While theatrical distribution was being sought for the film, actor Milos Milos murdered Barbara Thomason Rooney (also known as actress Carolyn Mitchell, then wife of Mickey Rooney) and then killed himself following Rooney's discovery of their affair. Twelve days before the San Francisco International Film Festival premiere, actress Ann Atmar committed suicide. Two years following the premiere, Marina Habe, daughter of actress Eloise Hardt, was abducted and brutally murdered. The case remains unsolved. Domestic theatrical distribution for the film was never obtained, the film elements were stored away, and the film fell into total obscurity in the US.
In 1993, it was discovered that film processing and storage facility CFI had mistakenly destroyed the negative and all prints at some time during the previous 27 years. Three years later, a single print was discovered in the permanent collection of the Cinémathèque Française in Paris, a remnant of the French theatrical release 30 years earlier. From that sole surviving print, the film had been digitally restored with remastered sound.
According to Anthony M. Taylor on one of the DVD commentary tracks, the screenplay was written in English and translated to Esperanto. When the sole surviving French print of the film was remastered for release, English language subtitles were created based on the original English language screenplay, not from a translation of the spoken Esperanto dialogue back into English. This results in as strange situation for a foreign language film: discrepancies between the English language subtitles and the spoken dialogue are actually due to mistranslations from English to Esperanto, not vice versa, or else reflect late changes which were not back-ported to the original English language screenplay.
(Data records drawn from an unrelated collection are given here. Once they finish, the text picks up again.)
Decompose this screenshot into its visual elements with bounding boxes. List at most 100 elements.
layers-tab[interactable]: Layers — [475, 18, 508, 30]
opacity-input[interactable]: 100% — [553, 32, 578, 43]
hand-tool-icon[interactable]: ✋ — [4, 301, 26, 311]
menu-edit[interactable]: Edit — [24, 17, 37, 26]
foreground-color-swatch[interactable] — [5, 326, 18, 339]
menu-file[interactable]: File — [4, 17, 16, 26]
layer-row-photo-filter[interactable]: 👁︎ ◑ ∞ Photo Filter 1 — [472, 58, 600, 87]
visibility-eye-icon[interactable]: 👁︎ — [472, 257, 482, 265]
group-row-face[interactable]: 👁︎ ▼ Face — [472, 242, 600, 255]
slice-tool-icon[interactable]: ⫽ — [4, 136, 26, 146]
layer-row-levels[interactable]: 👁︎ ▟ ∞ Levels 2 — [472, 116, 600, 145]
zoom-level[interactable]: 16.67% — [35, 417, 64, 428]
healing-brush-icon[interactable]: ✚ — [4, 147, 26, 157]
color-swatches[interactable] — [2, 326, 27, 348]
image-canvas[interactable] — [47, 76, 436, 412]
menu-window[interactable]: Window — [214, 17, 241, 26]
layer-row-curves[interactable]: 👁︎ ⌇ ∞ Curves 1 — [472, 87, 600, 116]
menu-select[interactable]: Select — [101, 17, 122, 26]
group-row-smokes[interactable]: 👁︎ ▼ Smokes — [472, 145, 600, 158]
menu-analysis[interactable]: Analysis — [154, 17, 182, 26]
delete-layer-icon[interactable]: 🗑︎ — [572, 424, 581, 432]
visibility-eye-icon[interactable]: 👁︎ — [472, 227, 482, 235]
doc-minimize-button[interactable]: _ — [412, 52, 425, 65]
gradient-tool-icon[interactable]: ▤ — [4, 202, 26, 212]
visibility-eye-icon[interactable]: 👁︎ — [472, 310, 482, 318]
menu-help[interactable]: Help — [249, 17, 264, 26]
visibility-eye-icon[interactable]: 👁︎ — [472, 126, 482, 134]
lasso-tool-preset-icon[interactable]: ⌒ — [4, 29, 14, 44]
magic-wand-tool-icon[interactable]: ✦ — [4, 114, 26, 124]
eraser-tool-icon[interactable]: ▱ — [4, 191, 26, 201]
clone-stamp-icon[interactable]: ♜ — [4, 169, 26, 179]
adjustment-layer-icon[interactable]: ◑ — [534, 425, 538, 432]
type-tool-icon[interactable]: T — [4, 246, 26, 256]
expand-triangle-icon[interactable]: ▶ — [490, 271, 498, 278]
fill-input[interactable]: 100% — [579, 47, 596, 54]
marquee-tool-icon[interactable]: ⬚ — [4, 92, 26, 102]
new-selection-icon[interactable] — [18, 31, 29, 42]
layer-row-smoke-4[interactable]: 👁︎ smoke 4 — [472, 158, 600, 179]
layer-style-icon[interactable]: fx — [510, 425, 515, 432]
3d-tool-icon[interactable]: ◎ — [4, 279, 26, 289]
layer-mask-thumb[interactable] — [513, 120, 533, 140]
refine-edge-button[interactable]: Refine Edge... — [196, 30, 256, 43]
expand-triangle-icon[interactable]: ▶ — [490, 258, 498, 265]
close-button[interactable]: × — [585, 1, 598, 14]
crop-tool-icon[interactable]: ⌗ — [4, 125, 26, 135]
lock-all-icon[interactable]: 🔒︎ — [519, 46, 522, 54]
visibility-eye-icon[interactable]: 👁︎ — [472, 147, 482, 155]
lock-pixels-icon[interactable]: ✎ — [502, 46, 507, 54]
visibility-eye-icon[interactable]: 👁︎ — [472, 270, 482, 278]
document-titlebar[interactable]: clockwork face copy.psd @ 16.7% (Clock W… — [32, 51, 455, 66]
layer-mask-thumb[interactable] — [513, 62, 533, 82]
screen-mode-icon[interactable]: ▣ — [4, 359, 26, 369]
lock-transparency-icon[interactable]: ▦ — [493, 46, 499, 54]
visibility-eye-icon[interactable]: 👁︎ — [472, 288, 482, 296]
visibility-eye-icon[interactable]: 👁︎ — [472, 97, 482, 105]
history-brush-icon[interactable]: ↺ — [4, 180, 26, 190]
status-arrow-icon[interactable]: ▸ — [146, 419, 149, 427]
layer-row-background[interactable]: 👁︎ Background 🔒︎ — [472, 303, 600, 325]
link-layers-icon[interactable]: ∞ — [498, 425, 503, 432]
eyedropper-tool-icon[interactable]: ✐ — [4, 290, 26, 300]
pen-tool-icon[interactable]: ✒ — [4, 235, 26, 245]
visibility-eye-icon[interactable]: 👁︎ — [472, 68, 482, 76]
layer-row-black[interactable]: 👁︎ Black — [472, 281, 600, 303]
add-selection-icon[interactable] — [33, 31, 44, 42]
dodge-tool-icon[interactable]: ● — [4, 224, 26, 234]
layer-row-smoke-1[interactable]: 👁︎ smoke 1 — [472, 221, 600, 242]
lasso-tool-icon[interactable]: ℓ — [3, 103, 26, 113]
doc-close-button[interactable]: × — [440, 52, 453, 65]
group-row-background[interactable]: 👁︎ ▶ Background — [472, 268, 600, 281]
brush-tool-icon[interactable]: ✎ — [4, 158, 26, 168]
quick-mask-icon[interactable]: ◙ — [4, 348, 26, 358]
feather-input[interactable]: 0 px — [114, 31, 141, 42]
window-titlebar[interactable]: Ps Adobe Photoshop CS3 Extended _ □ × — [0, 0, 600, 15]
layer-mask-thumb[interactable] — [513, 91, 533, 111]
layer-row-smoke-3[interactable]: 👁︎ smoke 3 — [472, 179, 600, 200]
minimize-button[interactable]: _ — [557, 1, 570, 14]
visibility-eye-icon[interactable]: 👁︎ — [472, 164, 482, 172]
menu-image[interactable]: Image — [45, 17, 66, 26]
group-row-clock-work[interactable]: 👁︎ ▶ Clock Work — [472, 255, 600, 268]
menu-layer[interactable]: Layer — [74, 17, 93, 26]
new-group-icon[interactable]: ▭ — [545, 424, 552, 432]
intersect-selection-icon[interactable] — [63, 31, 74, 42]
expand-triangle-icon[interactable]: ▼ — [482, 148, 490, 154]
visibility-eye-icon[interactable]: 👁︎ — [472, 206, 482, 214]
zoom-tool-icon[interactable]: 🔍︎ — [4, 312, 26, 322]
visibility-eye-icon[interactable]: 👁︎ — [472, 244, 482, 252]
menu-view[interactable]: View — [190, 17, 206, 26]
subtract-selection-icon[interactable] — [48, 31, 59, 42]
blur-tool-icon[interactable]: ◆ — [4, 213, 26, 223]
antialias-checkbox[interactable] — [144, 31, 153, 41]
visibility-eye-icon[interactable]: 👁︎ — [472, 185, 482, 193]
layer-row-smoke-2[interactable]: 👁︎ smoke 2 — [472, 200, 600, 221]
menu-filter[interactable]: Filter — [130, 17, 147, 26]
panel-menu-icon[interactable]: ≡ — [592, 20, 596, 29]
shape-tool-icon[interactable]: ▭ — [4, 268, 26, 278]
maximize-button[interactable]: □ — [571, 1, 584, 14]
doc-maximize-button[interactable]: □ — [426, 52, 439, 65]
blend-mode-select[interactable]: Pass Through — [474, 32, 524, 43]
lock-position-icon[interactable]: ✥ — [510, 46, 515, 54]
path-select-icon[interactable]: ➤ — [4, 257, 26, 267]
William Shatner grew up in Montreal, Canada, and probably because of this he keeps pronouncing certain Esperanto words as if they were like French. Listen for him saying "sen" (without) pronounced as if it were French "sans", or "sento" (feel) as if it were French "sentir" (to feel). For the record, Esperanto has no nasal vowel-sounds like French does.
William Shatner shot this shortly before he began working on Star Trek (1966).